In Nevada, the state POST also has automated its records management process, making the exchange of police personnel information much easier compared to prior manual methods. The POST also uses Skills Manager to maintain an aggregate database of training and certification records for personnel from all police and detention agencies in the state.
Havens has reconfigured the Reno PD's course catalog to use course identification numbers recognized at the Nevada POST, with the goal of eventually reporting personnel records to the POST electronically in lieu of paper forms. "With Skills Manager, it has been an extreme timesaver," Havens says. "It's reduced the number of people required for data entry and documentation."
Scheduling and tracking recertifications
Scheduling police officers for courses needed to gain their recertification is no longer the torturous, manual experience it once was with software that now automates this task, according to Officer Joe Schilling, Field Training Office coordinator in the Portland (Oregon) Police Bureau.
Manual scheduling proved cumbersome and time consuming. Using Skills Manager, Schilling says course scheduling and other aspects of personnel records tracking has been dramatically streamlined. "The data entry is simplified because we can now show, by scheduling officers for mandatory courses ahead of time, that they registered, attended and passed," Schilling explains. Furthermore, he adds, "We used to have three data entry people, and now we have one. And we're able to develop an electronic report that the Oregon Department of Public Safety Standards and Training (the state POST) will accept."
Firearms training focus
Cornerstone Applications, located in Chattaroy, Washington, is an example of a focused-niche LMS provider, fulfilling a single need. The firm's software has until now been devoted to recording all information on firearms training. The software, RangeMaster Pro, is targeted at law enforcement and security agencies, and designed to store and retrieve officer, firearm, firearm qualification, maintenance and equipment information.
This fall, Cornerstone Applications will introduce an expanded version of RangeMaster Pro that includes the original feature set with several new capabilities. The new version will track training, custody log information and location information. Also included is automatic notification of pending expirations, more reports, expanded security plus a data mining feature.
As for adding new features requested by customers, "We did very little customization of the original version," says Cornerstone's co-founder Annie Bayley. "It was mostly limited to new reports. However, we have taken countless suggestions from our customers and incorporated them into the new release."

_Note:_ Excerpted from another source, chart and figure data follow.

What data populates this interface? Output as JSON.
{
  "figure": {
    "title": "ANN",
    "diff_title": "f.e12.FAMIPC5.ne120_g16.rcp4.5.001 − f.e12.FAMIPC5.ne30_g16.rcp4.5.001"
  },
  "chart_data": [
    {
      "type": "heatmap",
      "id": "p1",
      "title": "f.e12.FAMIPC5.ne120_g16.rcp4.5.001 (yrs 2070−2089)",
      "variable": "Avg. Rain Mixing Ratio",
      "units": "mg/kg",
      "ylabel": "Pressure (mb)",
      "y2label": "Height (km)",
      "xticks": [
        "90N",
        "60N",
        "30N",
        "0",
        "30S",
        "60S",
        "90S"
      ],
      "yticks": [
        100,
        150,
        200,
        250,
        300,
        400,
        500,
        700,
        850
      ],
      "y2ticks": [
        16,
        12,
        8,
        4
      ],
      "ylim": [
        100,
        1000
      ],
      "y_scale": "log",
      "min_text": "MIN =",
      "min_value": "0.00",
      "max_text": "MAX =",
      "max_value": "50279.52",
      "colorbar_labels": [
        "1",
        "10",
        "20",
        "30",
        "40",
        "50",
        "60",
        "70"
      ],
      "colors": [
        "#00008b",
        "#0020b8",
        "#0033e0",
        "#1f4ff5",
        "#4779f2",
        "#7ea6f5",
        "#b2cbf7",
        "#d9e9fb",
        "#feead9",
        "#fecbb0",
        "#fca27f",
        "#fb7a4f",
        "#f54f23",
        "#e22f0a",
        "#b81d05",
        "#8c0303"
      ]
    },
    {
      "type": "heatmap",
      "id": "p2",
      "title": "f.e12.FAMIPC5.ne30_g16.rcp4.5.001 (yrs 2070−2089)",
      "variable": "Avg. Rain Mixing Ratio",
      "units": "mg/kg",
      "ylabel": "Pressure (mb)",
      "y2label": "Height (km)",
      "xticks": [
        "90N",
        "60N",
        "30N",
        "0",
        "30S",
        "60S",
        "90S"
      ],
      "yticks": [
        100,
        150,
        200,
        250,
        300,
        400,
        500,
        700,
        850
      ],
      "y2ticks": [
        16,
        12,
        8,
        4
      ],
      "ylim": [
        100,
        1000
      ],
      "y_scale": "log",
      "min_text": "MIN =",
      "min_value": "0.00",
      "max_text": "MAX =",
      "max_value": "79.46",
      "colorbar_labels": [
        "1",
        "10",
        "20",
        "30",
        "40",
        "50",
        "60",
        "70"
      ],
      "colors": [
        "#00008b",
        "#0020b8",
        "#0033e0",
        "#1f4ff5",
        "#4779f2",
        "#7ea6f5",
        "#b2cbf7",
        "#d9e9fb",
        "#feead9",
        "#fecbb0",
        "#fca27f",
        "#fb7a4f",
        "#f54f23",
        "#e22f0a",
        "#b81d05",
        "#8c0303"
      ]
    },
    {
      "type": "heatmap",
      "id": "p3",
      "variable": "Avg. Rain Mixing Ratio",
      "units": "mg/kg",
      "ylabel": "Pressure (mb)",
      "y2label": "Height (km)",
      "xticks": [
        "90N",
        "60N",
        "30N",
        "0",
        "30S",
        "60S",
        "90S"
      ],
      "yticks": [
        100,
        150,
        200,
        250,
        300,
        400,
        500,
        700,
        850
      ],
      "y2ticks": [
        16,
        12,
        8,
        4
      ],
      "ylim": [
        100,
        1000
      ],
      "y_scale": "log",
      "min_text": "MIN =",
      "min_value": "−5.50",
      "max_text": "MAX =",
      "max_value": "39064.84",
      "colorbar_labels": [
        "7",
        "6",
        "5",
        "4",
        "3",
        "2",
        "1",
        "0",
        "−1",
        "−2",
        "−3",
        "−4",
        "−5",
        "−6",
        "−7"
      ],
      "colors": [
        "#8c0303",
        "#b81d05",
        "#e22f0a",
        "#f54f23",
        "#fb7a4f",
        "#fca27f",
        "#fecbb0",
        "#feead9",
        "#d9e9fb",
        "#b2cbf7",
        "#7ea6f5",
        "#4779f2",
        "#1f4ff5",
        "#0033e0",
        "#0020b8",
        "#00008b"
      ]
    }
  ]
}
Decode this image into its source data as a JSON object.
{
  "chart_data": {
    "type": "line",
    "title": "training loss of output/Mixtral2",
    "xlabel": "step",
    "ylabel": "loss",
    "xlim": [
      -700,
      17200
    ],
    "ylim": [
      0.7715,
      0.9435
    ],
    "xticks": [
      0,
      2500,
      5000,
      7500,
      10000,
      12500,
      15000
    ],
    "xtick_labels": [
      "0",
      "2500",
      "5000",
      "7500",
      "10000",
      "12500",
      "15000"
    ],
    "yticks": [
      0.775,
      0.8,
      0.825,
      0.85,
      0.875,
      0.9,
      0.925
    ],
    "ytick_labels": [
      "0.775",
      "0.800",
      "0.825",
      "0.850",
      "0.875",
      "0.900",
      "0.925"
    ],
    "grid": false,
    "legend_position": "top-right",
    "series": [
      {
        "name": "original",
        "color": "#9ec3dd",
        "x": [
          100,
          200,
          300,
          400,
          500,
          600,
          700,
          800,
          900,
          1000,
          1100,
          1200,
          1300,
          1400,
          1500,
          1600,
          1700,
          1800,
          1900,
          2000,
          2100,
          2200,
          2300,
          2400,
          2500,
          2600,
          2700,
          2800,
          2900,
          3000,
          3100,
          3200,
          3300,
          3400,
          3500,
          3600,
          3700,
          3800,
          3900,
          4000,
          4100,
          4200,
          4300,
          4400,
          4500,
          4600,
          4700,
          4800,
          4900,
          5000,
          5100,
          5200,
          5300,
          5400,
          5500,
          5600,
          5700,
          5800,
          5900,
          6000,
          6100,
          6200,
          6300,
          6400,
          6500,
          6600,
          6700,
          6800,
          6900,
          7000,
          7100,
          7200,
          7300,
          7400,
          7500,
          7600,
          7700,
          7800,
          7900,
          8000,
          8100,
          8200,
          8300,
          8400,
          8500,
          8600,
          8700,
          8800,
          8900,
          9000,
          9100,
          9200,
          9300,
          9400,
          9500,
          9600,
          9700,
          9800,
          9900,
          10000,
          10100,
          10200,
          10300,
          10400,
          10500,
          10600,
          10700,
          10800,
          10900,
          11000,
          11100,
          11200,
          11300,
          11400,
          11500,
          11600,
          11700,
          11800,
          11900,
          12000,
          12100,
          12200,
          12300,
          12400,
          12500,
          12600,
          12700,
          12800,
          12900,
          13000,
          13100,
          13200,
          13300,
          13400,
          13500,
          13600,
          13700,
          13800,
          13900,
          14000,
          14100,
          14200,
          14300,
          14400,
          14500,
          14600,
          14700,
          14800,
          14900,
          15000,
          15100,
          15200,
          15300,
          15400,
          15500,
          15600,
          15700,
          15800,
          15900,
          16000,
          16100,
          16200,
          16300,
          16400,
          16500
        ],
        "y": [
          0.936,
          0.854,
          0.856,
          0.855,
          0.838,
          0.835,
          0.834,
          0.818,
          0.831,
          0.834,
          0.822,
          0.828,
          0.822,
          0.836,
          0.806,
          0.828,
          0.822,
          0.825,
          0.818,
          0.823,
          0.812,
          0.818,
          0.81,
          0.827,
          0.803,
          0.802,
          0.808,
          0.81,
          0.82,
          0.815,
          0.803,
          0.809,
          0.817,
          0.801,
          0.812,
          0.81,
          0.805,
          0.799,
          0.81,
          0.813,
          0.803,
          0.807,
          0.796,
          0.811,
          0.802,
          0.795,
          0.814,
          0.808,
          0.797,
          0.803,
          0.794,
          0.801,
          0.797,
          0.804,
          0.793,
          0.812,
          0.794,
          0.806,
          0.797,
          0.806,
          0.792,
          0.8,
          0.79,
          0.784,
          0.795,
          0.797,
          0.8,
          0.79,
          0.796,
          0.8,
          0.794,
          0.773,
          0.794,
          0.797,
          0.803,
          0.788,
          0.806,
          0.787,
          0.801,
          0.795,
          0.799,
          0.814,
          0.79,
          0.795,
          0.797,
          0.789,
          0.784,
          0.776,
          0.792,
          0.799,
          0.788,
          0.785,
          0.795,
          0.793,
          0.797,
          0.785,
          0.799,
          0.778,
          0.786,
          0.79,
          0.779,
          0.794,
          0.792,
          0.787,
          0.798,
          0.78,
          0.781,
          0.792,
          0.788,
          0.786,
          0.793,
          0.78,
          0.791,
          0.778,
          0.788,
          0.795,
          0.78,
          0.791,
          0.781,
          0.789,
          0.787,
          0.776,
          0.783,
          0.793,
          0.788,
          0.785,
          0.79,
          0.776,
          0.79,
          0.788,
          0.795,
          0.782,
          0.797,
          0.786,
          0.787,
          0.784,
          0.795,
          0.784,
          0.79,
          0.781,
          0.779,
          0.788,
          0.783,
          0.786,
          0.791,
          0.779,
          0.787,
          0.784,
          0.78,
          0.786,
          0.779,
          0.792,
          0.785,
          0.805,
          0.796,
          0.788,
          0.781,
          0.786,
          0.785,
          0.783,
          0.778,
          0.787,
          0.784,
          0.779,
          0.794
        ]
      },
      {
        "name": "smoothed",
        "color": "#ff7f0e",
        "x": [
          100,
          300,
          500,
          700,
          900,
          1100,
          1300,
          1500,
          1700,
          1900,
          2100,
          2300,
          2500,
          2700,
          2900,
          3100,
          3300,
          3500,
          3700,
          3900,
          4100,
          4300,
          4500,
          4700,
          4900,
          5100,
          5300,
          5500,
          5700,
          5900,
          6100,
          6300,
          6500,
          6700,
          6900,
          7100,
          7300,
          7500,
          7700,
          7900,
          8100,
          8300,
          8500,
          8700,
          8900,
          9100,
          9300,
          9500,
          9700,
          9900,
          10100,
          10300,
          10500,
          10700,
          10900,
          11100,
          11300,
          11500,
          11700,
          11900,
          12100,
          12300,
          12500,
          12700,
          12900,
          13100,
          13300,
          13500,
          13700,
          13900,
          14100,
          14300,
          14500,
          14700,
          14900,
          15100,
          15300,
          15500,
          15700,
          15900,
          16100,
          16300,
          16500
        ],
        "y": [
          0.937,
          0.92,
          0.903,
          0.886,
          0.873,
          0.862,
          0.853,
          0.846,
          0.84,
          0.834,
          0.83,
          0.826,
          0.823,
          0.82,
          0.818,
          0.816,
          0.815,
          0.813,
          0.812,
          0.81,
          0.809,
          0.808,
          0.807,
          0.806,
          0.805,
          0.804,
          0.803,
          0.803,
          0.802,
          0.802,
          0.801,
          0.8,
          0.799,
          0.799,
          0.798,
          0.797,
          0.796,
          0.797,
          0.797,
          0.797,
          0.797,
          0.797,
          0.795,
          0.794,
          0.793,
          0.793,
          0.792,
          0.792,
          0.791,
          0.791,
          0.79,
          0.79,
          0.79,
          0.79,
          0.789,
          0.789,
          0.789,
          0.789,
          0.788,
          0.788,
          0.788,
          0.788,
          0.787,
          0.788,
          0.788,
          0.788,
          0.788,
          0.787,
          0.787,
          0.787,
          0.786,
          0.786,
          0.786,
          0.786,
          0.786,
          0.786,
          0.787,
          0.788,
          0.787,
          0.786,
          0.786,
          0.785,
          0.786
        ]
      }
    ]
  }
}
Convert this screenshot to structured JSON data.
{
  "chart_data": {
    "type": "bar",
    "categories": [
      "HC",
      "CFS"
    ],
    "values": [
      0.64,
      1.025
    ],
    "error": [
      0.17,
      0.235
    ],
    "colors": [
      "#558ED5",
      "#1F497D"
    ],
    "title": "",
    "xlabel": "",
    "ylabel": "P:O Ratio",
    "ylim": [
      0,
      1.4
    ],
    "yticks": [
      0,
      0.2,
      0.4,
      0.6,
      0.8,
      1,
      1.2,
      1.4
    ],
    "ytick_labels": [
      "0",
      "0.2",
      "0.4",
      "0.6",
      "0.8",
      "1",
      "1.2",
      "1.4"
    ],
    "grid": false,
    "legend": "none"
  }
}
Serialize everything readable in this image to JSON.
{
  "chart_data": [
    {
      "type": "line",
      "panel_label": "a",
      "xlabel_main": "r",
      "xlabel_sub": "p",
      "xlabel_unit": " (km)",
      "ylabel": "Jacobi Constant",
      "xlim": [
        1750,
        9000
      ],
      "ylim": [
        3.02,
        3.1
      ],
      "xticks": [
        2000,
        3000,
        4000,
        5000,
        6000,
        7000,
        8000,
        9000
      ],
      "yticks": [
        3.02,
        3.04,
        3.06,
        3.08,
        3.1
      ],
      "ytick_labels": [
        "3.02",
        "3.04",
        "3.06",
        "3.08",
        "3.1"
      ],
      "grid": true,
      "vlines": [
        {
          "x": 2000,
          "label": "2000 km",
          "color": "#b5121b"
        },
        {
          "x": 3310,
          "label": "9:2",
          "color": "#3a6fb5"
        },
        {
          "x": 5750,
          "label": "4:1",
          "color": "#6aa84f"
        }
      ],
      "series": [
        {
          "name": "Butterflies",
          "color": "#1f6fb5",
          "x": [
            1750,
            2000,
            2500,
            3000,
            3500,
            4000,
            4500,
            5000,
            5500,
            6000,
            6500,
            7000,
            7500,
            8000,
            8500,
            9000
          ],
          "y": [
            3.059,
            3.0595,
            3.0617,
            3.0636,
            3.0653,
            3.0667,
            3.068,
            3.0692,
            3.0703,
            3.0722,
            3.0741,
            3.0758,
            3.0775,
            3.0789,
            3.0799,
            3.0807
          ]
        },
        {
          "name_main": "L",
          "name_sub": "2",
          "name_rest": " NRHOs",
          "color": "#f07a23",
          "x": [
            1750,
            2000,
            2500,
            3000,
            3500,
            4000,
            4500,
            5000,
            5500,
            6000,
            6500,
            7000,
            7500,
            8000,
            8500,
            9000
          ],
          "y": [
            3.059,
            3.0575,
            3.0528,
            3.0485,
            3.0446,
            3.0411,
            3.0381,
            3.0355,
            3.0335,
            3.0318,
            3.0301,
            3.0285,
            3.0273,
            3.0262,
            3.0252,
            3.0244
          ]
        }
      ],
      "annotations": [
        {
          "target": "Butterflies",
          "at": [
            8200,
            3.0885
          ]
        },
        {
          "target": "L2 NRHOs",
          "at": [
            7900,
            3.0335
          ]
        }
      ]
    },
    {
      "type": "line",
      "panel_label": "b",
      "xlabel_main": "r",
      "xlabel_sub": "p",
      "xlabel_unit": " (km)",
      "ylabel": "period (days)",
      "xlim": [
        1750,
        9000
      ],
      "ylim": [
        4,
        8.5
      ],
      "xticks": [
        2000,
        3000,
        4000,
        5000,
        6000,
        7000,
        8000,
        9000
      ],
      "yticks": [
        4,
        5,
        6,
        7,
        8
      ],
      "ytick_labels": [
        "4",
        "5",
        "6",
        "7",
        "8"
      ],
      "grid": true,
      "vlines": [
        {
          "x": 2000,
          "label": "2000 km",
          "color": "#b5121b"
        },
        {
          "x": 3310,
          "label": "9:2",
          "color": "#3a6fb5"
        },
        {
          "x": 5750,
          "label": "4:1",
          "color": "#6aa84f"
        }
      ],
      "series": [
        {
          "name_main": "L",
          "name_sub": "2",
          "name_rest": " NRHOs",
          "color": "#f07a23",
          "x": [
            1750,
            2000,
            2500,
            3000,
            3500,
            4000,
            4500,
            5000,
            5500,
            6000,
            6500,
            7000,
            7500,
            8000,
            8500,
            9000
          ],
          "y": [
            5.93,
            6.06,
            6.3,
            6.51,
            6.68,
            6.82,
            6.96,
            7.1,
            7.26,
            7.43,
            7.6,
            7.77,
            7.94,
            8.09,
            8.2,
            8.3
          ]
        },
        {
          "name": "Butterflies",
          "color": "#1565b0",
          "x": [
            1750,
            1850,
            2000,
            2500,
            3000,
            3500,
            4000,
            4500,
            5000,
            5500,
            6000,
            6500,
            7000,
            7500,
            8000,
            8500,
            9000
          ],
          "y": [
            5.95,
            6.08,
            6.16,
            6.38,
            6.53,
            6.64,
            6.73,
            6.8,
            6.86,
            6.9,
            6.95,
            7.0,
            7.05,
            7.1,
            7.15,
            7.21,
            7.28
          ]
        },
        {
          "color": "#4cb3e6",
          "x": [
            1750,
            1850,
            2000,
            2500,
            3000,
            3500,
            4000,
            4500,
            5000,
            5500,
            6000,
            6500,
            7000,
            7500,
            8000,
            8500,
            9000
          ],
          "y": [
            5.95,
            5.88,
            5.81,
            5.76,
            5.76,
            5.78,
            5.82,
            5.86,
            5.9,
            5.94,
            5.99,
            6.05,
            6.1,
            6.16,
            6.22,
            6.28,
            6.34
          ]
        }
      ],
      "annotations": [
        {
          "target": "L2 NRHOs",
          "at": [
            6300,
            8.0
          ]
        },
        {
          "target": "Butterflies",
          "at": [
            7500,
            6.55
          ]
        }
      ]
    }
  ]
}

Modules form integrated system
Pleasanton, California-based Tiburon Inc. is a large-scale public safety LMS provider, selling its software packages comprised of numerous integrated modules targeted mainly to police departments in cities exceeding 50,000 residents and to counties of more than 100,000 people. The company's emphasis is to provide everything in a comprehensive system.
Tiburon's software systems include computer-aided dispatch (CAD), records management, investigation management, and mobile dispatch and field reporting. When combined, the modules form Tiburon's larger integrated system for law enforcement. However, notes Jean Schommer, director of marketing, "While we sell our records management modules separately, they are most effective as full-blown, integrated systems."
An example of this integrated approach is Tiburon's recent installation of a $1.1-million fully distributed, statewide CAD system with integrated mapping for the Nebraska State Patrol. The system networks separate CAD systems in six emergency dispatch communication centers throughout the state.
Police academy needs
State police academies also have benefited from the capabilities of learning software, although training needs differ greatly. According to Lloyd Lowry, information services director for the Oregon Department of Public Safety Standards and Training (ODPSST), a reoccurring problem five years ago was instructor scheduling management. The ODPSST, which has full-time instructors plus a pool of 400 part-time instructors (who teach most of the courses), had been using only a few instructors from the part-time pool. "We wanted to equalize the load (of available instructors)," says Lowry. "So, we needed to make sure our information on the instructors was accurate and kept in one place."